We have been planning to use a class-based refinement criteria

amr-wind/amr-wind/utilities/tagging/RefinementCriteria.H

Line 30 in 8cf1eb8

RefinementCriteria() = default;

the static refinement is implemented as a subclass.

rd-contr · 2020-10-15T22:36:09Z

Here is a copy of the backtrace.

=== If no file names and line numbers are shown below, one can run
addr2line -Cpfie my_exefile my_line_address
to convert my_line_address (e.g., 0x4a6b) into file name and line number.
Or one can use amrex/Tools/Backtrace/parse_bt.py.

=== Please note that the line number reported by addr2line may not be accurate.
One can use
readelf -wl my_exefile | grep my_line_address'
to find out the offset for that line.

0: ~/amr-wind/bin/amr_wind() [0x694501]
amrex::BLBackTrace::print_backtrace_info(_IO_FILE*)
??:0

1: ~/amr-wind/bin/amr_wind() [0x69621a]
amrex::BLBackTrace::handler(int)
??:0

2: /lib64/libc.so.6(+0x36400) [0x2aaaabddb400]
__restore_rt
??:0

3: /lib64/libc.so.6(gsignal+0x37) [0x2aaaabddb387]
raise
??:0

4: /lib64/libc.so.6(abort+0x148) [0x2aaaabddca78]
abort
??:0

5: /lib64/libc.so.6(+0x78ed7) [0x2aaaabe1ded7]
__libc_message
??:0

6: /lib64/libc.so.6(+0x82aa6) [0x2aaaabe27aa6]
_int_malloc
??:0

7: /lib64/libc.so.6(__libc_malloc+0x4c) [0x2aaaabe2a6fc]
malloc
??:0

8: /app/gnu/7.3.0/lib64/libstdc++.so.6(_Znwm+0x18) [0x2aaaab5993d8]
operator new(unsigned long)
~/objdir/../gcc-7.3.0/libstdc++-v3/libsupc++/new_op.cc:50

9: ~/amr-wind/bin/amr_wind() [0x5eead0]
amrex::ParallelDescriptor::util::DoAllReduceReal(double*, unsigned int, int)
??:0

10: ~/amr-wind/bin/amr_wind() [0x51ebdc]
amr_wind::ABLWallFunction::computeplanar()
??:0

11: ~/amr-wind/bin/amr_wind() [0x51ffc5]
amr_wind::ABLWallFunction::update_umean()
??:0

12: ~/amr-wind/bin/amr_wind() [0x5088e5]
amr_wind::ABL::pre_advance_work()
??:0

13: ~/amr-wind/bin/amr_wind() [0x418ead]
incflo::pre_advance_stage2()
??:0

14: ~/amr-wind/bin/amr_wind() [0x41ecac]
incflo::Evolve()
??:0

15: ~/amr-wind/bin/amr_wind() [0x41017e]
main
??:0

16: /lib64/libc.so.6(__libc_start_main+0xf5) [0x2aaaabdc7555]
__libc_start_main
??:0

17: ~/amr-wind/bin/amr_wind() [0x41675b]
_start
??:0

rd-contr · 2020-10-15T22:38:02Z

Thanks for the tips on where to start poking around in the code for cell tagging for adaption.
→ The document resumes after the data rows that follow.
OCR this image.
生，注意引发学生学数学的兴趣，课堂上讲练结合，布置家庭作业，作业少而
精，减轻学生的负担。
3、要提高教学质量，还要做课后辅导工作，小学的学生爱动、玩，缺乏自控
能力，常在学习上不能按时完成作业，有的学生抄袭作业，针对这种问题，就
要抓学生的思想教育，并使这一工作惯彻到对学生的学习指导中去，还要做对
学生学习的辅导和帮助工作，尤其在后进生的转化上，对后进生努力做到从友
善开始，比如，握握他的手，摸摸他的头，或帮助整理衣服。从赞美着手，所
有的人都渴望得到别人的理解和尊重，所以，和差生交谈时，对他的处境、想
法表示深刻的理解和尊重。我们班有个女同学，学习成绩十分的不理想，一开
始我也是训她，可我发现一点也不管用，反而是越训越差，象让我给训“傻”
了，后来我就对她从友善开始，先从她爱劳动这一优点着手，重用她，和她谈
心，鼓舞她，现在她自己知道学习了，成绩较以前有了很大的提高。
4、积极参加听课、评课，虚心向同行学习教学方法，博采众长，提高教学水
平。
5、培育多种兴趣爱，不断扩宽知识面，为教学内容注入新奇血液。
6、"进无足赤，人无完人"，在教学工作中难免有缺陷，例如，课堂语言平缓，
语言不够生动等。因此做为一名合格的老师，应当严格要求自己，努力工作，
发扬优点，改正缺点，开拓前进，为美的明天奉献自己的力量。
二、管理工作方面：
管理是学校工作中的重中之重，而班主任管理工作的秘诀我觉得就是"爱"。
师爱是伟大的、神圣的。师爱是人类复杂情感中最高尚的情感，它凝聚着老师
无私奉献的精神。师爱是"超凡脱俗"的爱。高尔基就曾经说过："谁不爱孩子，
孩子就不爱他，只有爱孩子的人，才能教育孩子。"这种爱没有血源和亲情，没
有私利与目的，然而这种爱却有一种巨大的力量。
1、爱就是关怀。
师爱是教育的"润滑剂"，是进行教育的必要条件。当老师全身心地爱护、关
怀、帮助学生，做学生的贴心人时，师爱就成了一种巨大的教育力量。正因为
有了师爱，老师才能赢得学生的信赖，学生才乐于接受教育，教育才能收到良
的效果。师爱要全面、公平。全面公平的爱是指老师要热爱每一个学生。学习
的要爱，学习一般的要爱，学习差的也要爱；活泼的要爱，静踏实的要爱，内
I'll take a closer look.

sayerhs · 2020-10-16T00:10:01Z

@rd-contr thanks for the backtrace, I see that the error is generated in computeplanar() which currently has a limitation that the height where it is computing the mean velocities should have the finest level covering the entire x/y domain extent. We didn't anticipate that anyone would be doing dynamic refinement for ABL (in near term), so we decided to simplify code with that limitation, and planned to revisit in the future.
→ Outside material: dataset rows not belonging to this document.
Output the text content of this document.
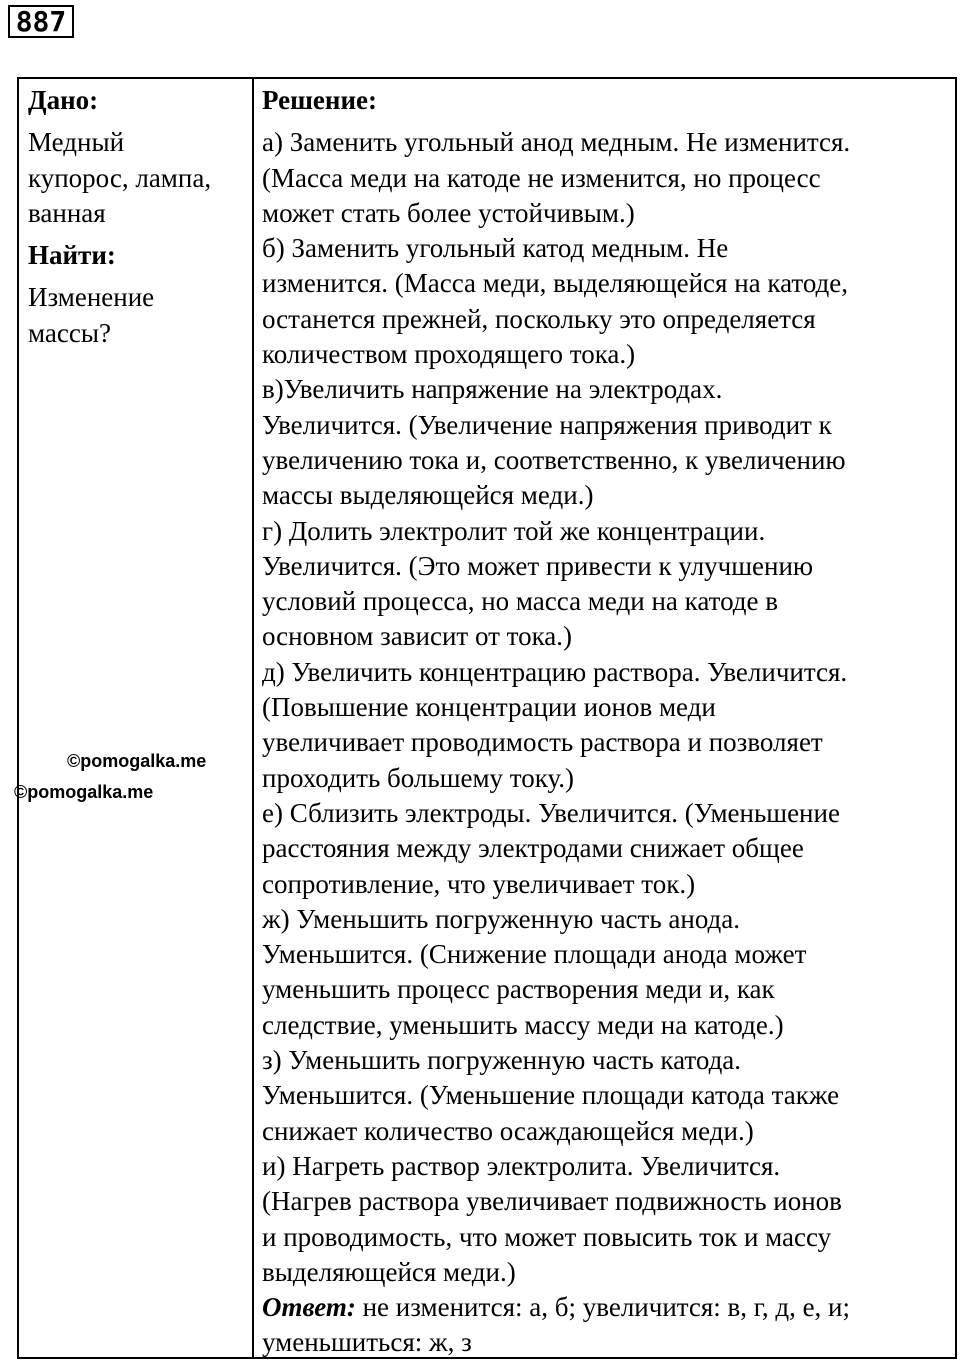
887
Дано:
Медный
купорос, лампа,
ванная
Найти:
Изменение
массы?
Решение:
а) Заменить угольный анод медным. Не изменится.
(Масса меди на катоде не изменится, но процесс
может стать более устойчивым.)
б) Заменить угольный катод медным. Не
изменится. (Масса меди, выделяющейся на катоде,
останется прежней, поскольку это определяется
количеством проходящего тока.)
в)Увеличить напряжение на электродах.
Увеличится. (Увеличение напряжения приводит к
увеличению тока и, соответственно, к увеличению
массы выделяющейся меди.)
г) Долить электролит той же концентрации.
Увеличится. (Это может привести к улучшению
условий процесса, но масса меди на катоде в
основном зависит от тока.)
д) Увеличить концентрацию раствора. Увеличится.
(Повышение концентрации ионов меди
увеличивает проводимость раствора и позволяет
проходить большему току.)
е) Сблизить электроды. Увеличится. (Уменьшение
расстояния между электродами снижает общее
сопротивление, что увеличивает ток.)
ж) Уменьшить погруженную часть анода.
Уменьшится. (Снижение площади анода может
уменьшить процесс растворения меди и, как
следствие, уменьшить массу меди на катоде.)
з) Уменьшить погруженную часть катода.
Уменьшится. (Уменьшение площади катода также
снижает количество осаждающейся меди.)
и) Нагреть раствор электролита. Увеличится.
(Нагрев раствора увеличивает подвижность ионов
и проводимость, что может повысить ток и массу
выделяющейся меди.)
Ответ: не изменится: а, б; увеличится: в, г, д, е, и;
уменьшиться: ж, з
©pomogalka.me
©pomogalka.me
By any chance, do you also have the log output captured to a file? I am curious what the density solve is doing that it changed density field sufficiently to trigger regrid.

sayerhs · 2020-10-16T00:37:56Z

@rd-contr Looking at the ABL codebase, I think there is a workaround that will allow you to run dynamic mesh adaptation with ABL (hopefully using something else other than density as a criterion). Let's say your Level0 mesh is 10m resolution (the coarsest resolution) and you want max_level = 3, then you can create a static refinement near the ground (up to 20m, that is encompassing the first two cells off of the wall in the coarsest level) such that, throughout the domain, the resolution between 0-20m is always the finest resolution (i.e., 1.25m at Level3). I realize this is not a great solution, but at least it will let you continue on with your code evaluation.
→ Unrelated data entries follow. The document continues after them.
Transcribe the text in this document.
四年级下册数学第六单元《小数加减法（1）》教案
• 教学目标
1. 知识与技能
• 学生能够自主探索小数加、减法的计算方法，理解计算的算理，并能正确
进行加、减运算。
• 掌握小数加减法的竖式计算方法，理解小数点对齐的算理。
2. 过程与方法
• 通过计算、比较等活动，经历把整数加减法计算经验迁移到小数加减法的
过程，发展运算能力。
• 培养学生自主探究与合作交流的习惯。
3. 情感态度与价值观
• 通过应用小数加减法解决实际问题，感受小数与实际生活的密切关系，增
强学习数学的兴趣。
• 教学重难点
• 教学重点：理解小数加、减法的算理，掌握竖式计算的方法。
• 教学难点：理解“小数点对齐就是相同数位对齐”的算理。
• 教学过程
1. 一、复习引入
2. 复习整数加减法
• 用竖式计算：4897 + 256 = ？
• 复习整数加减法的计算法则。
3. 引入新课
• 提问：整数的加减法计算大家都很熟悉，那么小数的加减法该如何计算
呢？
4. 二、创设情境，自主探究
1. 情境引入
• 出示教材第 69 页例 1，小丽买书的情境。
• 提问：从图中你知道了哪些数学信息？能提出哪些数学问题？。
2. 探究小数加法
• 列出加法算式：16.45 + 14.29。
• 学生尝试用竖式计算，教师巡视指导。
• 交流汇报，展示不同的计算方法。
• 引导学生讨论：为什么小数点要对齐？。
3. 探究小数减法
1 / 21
Currently, the ABL LES wall shear stress model requires a planar averaging, and it is tricky to do this properly with varying resolutions near the ground. So by ensuring that the first two cells off the ground (in the coarsest mesh) remains uniform resolution and static, we can accommodate the current wall function implementation.

rd-contr · 2020-10-16T15:49:30Z

Here is the output that was written to stdout/stderr during the run. The density variations are very small. I ran a case without adaption, looked at the gradients of density in the result, and then set the density gradient for the adaption accordingly. The gradient is incredibly small (on the order of 1e-13), so the settings are really contrived. I was just trying to get it to adapt to see how the code behaves.

run.txt

rd-contr · 2020-10-16T15:50:21Z

Thanks for the suggestion about adapting near the ground. Let me give that a try and see what it does.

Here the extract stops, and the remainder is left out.